Der Schwerpunkt ihrer Besorgnis liegt auf der Geschlechtsidentität im Allgemeinen und auf der Identität von Jungen im Besonderen. Sie stellen fest, dass "Jungen in Großbritannien ihr Männlichkeitsgefühl in direkter Beziehung zu dem dominanten 'Macho'-Ideal der Heterosexuellen aufbauen, was es bedeutet, ein Mann zu sein." Aus dieser Perspektive ist es die Aufgabe der Schulen, Jungen daran zu hindern, "dominante" und heterosexuelle Ideale anzunehmen.

Dass machohafte, übersteigerte Männlichkeit viele groteske und unattraktive Züge hat, steht außer Frage. Aber solche Formen von destruktivem Verhalten sind ebenso wenig ein inhärentes Leiden der Männlichkeit wie das Flattern der Augenlider und das ständige Kichern für weibliches Verhalten stehen. Wenn es ein Problem mit dem Verhalten in der Schule gibt, dann hat das wenig damit zu tun, dass Jungen eben Jungen sind.

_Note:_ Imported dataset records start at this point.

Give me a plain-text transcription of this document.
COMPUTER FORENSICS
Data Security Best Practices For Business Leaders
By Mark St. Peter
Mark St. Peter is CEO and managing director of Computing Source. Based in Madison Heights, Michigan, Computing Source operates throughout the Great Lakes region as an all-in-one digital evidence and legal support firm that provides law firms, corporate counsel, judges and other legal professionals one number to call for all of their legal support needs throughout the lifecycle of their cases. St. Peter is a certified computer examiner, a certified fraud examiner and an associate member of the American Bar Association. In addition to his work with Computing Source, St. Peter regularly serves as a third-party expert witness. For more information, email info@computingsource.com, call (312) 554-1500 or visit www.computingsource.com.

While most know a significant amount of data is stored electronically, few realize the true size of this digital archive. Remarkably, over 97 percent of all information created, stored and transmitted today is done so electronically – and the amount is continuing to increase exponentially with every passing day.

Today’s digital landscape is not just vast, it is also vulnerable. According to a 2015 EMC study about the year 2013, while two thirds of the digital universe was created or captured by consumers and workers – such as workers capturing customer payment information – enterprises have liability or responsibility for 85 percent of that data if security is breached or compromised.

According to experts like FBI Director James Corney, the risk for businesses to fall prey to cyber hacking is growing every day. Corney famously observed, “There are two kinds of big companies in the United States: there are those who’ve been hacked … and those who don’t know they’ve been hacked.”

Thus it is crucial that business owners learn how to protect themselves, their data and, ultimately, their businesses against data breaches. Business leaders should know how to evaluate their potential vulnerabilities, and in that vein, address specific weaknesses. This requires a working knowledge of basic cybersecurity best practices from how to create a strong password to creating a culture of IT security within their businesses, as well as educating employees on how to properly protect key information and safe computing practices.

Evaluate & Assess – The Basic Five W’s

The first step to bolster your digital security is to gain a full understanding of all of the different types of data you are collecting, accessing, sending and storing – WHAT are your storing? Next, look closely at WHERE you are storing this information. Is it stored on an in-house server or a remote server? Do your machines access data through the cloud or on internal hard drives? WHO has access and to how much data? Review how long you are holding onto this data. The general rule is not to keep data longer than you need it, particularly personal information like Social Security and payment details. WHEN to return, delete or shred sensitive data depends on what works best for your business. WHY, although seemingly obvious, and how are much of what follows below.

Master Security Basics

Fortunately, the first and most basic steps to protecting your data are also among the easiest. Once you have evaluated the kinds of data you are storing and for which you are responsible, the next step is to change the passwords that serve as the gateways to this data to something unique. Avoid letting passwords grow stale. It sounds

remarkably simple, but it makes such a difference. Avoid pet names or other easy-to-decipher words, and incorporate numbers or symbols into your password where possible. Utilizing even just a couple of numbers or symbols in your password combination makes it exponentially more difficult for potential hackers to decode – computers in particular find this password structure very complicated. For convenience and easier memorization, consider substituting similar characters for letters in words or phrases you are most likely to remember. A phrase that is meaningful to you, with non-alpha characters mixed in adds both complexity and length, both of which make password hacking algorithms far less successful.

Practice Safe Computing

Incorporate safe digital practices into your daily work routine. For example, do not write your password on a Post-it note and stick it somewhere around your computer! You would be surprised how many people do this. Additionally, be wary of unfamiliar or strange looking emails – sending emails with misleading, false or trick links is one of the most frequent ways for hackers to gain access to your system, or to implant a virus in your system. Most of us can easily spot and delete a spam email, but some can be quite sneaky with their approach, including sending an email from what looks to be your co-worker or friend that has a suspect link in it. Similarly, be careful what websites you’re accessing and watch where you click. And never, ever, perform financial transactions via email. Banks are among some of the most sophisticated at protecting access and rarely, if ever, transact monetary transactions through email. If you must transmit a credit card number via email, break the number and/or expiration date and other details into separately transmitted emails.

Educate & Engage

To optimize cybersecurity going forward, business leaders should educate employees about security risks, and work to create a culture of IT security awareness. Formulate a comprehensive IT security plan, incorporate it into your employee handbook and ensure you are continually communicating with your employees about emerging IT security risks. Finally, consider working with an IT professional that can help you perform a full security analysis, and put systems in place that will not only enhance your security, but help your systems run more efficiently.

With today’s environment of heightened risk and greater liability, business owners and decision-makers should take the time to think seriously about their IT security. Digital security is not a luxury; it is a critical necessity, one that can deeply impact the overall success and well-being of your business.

Das eigentliche Problem der Gesellschaft ist, dass die Erwachsenenwelt die Fähigkeit verloren hat, junge Menschen zu sozialisieren, indem sie ihnen vorlebt, wie höfliches, sensibles und respektvolles Verhalten aussieht. Kinder lernen ihre Werte viel eher von TikTok und Instagram als von ihren Lehrern, Eltern und der Gemeinschaft der Erwachsenen.

Was Jungen brauchen, ist nicht, dass ihnen heterosexuelle Ideale ausgetrieben werden, sondern dass sie in den Normen und Werten, die zu einer guten Gesellschaft gehören, erzogen werden. Anstatt nach der technischen Schnelllösung eines Einwilligungsworkshops zu suchen, müssen sie dazu erzogen werden, zu verstehen, wie richtig und falsch und gut und böse aussehen.

Die Lösung liegt im Bereich der Moral und nicht in der Modeerscheinung der Geschlechtsneutralität.